- Born: 24 August 1871 Caltanissetta, Italy
- Died: 17 July 1927 (aged 55) Caltanissetta, Italy
- Occupations: Sicilian lawyer, socialist and politician
- Known for: Leader of the Fasci Siciliani

= Agostino Lo Piano Pomar =

Agostino Lo Piano Pomar (Caltanissetta, August 24, 1871 – Caltanissetta, July 17, 1927) was a Sicilian lawyer, socialist and politician. He was one of the national leaders of the Fasci Siciliani (Sicilian Leagues) a popular movement of democratic and socialist inspiration in 1891-1894.

He was a tireless organizer of sulfur miners in the Caltanissetta area battling for higher wages and improved working conditions. He became the leader of the Fascio dei lavoratori (Workers League) of Caltanissetta that was founded on March 18, 1893.

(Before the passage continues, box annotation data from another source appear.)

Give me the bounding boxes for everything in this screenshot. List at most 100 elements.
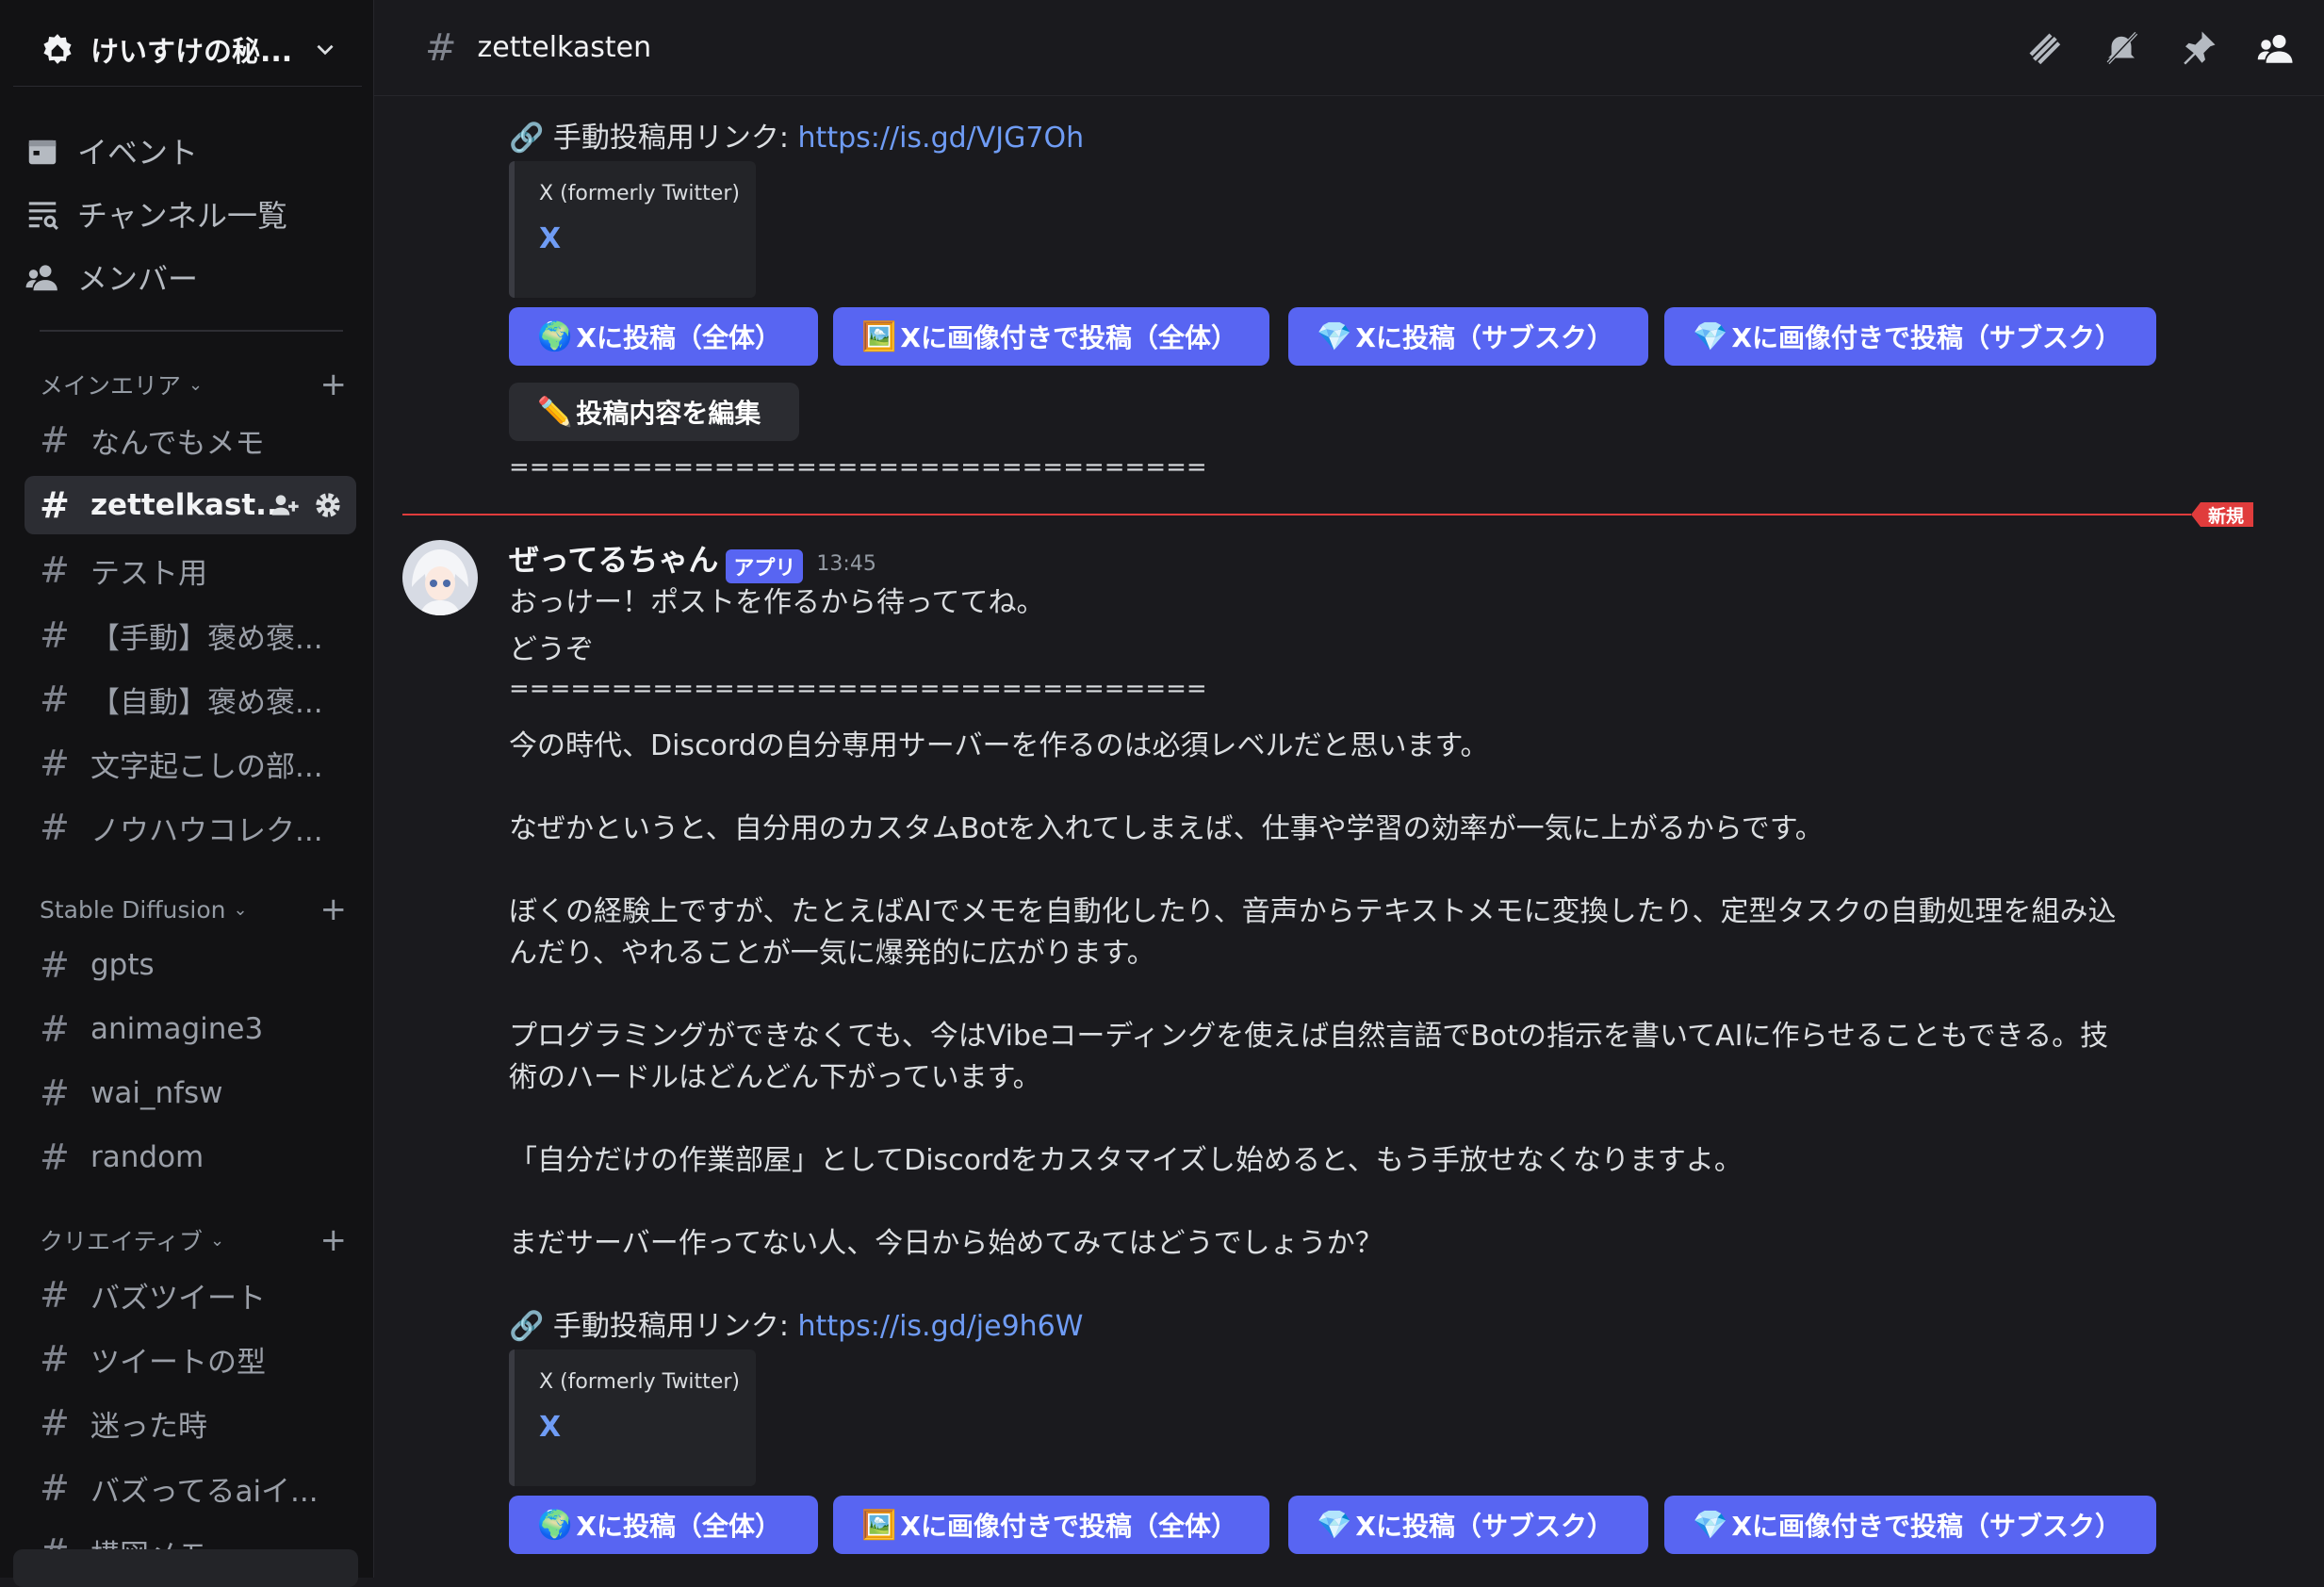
hash-icon: # <box>40 1274 70 1316</box>
embed-provider: X (formerly Twitter) <box>539 182 740 205</box>
hash-icon: # <box>40 1467 70 1509</box>
gem-icon: 💎 <box>1317 1508 1352 1542</box>
author-name[interactable]: ぜってるちゃん <box>509 542 718 578</box>
bell-muted-icon[interactable] <box>2102 28 2141 68</box>
invite-icon[interactable] <box>270 490 300 520</box>
hash-icon: # <box>40 614 70 656</box>
channel-label: random <box>90 1140 205 1174</box>
timestamp[interactable]: 13:45 <box>816 552 876 576</box>
manual-post-link-line: 🔗 手動投稿用リンク: https://is.gd/VJG7Oh <box>509 114 1084 155</box>
gem-icon: 💎 <box>1693 319 1728 353</box>
channel-item[interactable]: # なんでもメモ <box>25 411 356 469</box>
post-image-all-button[interactable]: 🖼️ Xに画像付きで投稿（全体） <box>833 1496 1269 1554</box>
channel-item[interactable]: # animagine3 <box>25 1000 356 1058</box>
nsfw-hash-icon: # <box>40 1072 70 1114</box>
channel-label: バズツイート <box>90 1281 266 1316</box>
post-image-all-button[interactable]: 🖼️ Xに画像付きで投稿（全体） <box>833 307 1269 366</box>
channel-sidebar: けいすけの秘... イベント チャンネル一覧 メンバー メインエリア ⌄ + #… <box>0 0 374 1587</box>
post-image-sub-button[interactable]: 💎 Xに画像付きで投稿（サブスク） <box>1664 1496 2156 1554</box>
chevron-down-icon: ⌄ <box>210 1230 225 1251</box>
channel-item[interactable]: # random <box>25 1128 356 1186</box>
message-text: んだり、やれることが一気に爆発的に広がります。 <box>509 937 1155 970</box>
nav-channel-list-label: チャンネル一覧 <box>77 198 288 234</box>
channel-item[interactable]: # ノウハウコレク... <box>25 798 356 857</box>
channel-item[interactable]: # 迷った時 <box>25 1394 356 1452</box>
category-main[interactable]: メインエリア ⌄ + <box>40 366 351 403</box>
channel-item[interactable]: # 【自動】褒め褒... <box>25 670 356 728</box>
member-list-icon[interactable] <box>2256 28 2296 68</box>
threads-icon[interactable] <box>2024 28 2064 68</box>
nav-channel-list[interactable]: チャンネル一覧 <box>25 186 345 242</box>
channel-item[interactable]: # バズってるaiイ... <box>25 1459 356 1517</box>
post-link[interactable]: https://is.gd/VJG7Oh <box>798 122 1085 155</box>
category-label: メインエリア <box>40 372 182 400</box>
message-header: ぜってるちゃん アプリ 13:45 <box>509 536 876 583</box>
channel-item[interactable]: # テスト用 <box>25 541 356 599</box>
channel-item[interactable]: # バズツイート <box>25 1266 356 1324</box>
image-icon: 🖼️ <box>861 1508 897 1542</box>
button-label: Xに投稿（全体） <box>576 1511 781 1542</box>
server-header[interactable]: けいすけの秘... <box>13 11 362 87</box>
calendar-icon <box>28 139 57 165</box>
channel-item[interactable]: # 文字起こしの部... <box>25 734 356 793</box>
message-text: 「自分だけの作業部屋」としてDiscordをカスタマイズし始めると、もう手放せな… <box>509 1144 1743 1177</box>
channel-item[interactable]: # ツイートの型 <box>25 1330 356 1388</box>
chevron-down-icon <box>317 44 334 55</box>
server-icon <box>43 33 72 64</box>
post-sub-button[interactable]: 💎 Xに投稿（サブスク） <box>1288 1496 1648 1554</box>
hash-icon: # <box>40 419 70 461</box>
pencil-icon: ✏️ <box>537 395 573 429</box>
message-text: ぼくの経験上ですが、たとえばAIでメモを自動化したり、音声からテキストメモに変換… <box>509 895 2117 928</box>
message-text: 今の時代、Discordの自分専用サーバーを作るのは必須レベルだと思います。 <box>509 729 1489 762</box>
link-label: 🔗 手動投稿用リンク: <box>509 122 798 155</box>
channel-label: テスト用 <box>90 556 207 591</box>
channel-item[interactable]: # 【手動】褒め褒... <box>25 606 356 664</box>
post-all-button[interactable]: 🌍 Xに投稿（全体） <box>509 1496 818 1554</box>
image-icon: 🖼️ <box>861 319 897 353</box>
hash-icon: # <box>40 944 70 986</box>
message-text: おっけー！ポストを作るから待っててね。 <box>509 586 1045 619</box>
embed-title[interactable]: X <box>539 1411 756 1444</box>
channel-label: なんでもメモ <box>90 426 265 461</box>
post-link[interactable]: https://is.gd/je9h6W <box>798 1310 1084 1343</box>
nav-events[interactable]: イベント <box>25 123 345 179</box>
channel-item[interactable]: # gpts <box>25 936 356 994</box>
post-all-button[interactable]: 🌍 Xに投稿（全体） <box>509 307 818 366</box>
button-label: Xに画像付きで投稿（サブスク） <box>1731 1511 2121 1542</box>
channel-label: animagine3 <box>90 1012 264 1046</box>
chevron-down-icon: ⌄ <box>188 374 204 395</box>
hash-icon: # <box>40 549 70 591</box>
category-stable-diffusion[interactable]: Stable Diffusion ⌄ + <box>40 891 351 928</box>
channel-label: ノウハウコレク... <box>90 813 323 848</box>
edit-post-button[interactable]: ✏️ 投稿内容を編集 <box>509 383 799 441</box>
button-label: Xに画像付きで投稿（サブスク） <box>1731 322 2121 353</box>
channel-list-icon <box>28 202 58 230</box>
nav-members-label: メンバー <box>77 261 199 297</box>
hash-icon: # <box>40 1338 70 1380</box>
channel-item[interactable]: # wai_nfsw <box>25 1064 356 1122</box>
embed-provider: X (formerly Twitter) <box>539 1370 740 1394</box>
button-label: Xに投稿（サブスク） <box>1355 1511 1613 1542</box>
add-channel-icon[interactable]: + <box>320 891 348 928</box>
new-badge: 新規 <box>2191 502 2254 527</box>
button-label: 投稿内容を編集 <box>576 398 761 429</box>
button-label: Xに投稿（全体） <box>576 322 781 353</box>
avatar[interactable] <box>402 540 478 615</box>
add-channel-icon[interactable]: + <box>320 1221 348 1259</box>
message-list: 🔗 手動投稿用リンク: https://is.gd/VJG7Oh X (form… <box>374 97 2324 1578</box>
channel-label: ツイートの型 <box>90 1345 266 1380</box>
gear-icon[interactable] <box>313 490 343 520</box>
channel-label: 迷った時 <box>90 1409 207 1444</box>
nav-members[interactable]: メンバー <box>25 249 345 305</box>
add-channel-icon[interactable]: + <box>320 366 348 403</box>
post-image-sub-button[interactable]: 💎 Xに画像付きで投稿（サブスク） <box>1664 307 2156 366</box>
channel-item-active[interactable]: # zettelkast... <box>25 476 356 534</box>
post-sub-button[interactable]: 💎 Xに投稿（サブスク） <box>1288 307 1648 366</box>
pin-icon[interactable] <box>2179 28 2218 68</box>
message-text: 術のハードルはどんどん下がっています。 <box>509 1061 1041 1094</box>
embed-title[interactable]: X <box>539 222 756 255</box>
category-creative[interactable]: クリエイティブ ⌄ + <box>40 1221 351 1259</box>
user-panel[interactable] <box>13 1549 358 1587</box>
message-text: プログラミングができなくても、今はVibeコーディングを使えば自然言語でBotの… <box>509 1020 2109 1053</box>
manual-post-link-line: 🔗 手動投稿用リンク: https://is.gd/je9h6W <box>509 1302 1083 1344</box>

Lo Piano Pomar was among the 500 delegates from nearly 90 leagues and socialist circles at the Congress of the Fasci that was held in Palermo on May 21–22, 1893. A Central Committee was elected, composed of nine members: he was elected for the province of Caltanissetta. The Congress decided that all Leagues were obliged to join the Party of Italian Workers (Partito dei Lavoratori Italiani, the initial name of the Italian Socialist Party).

In 1903 he was one of the leaders of the Lega di miglioramento (League of improvement) and actively involved in the large strikes in the Trabonella and Gessolungo sulfur mines when the industry was declining.

He was elected in the Italian Chamber of Deputies in November 1913 for Caltanissetta, and re-elected in December 1919 and June 1921. He remained in the Chamber until January 25, 1924. He was under-secretary for Industry and Trade under Prime Minister Francesco Saverio Nitti and under-secretary of Education under Luigi Facta, the last Prime Minister for Italy before the takeover of Benito Mussolini.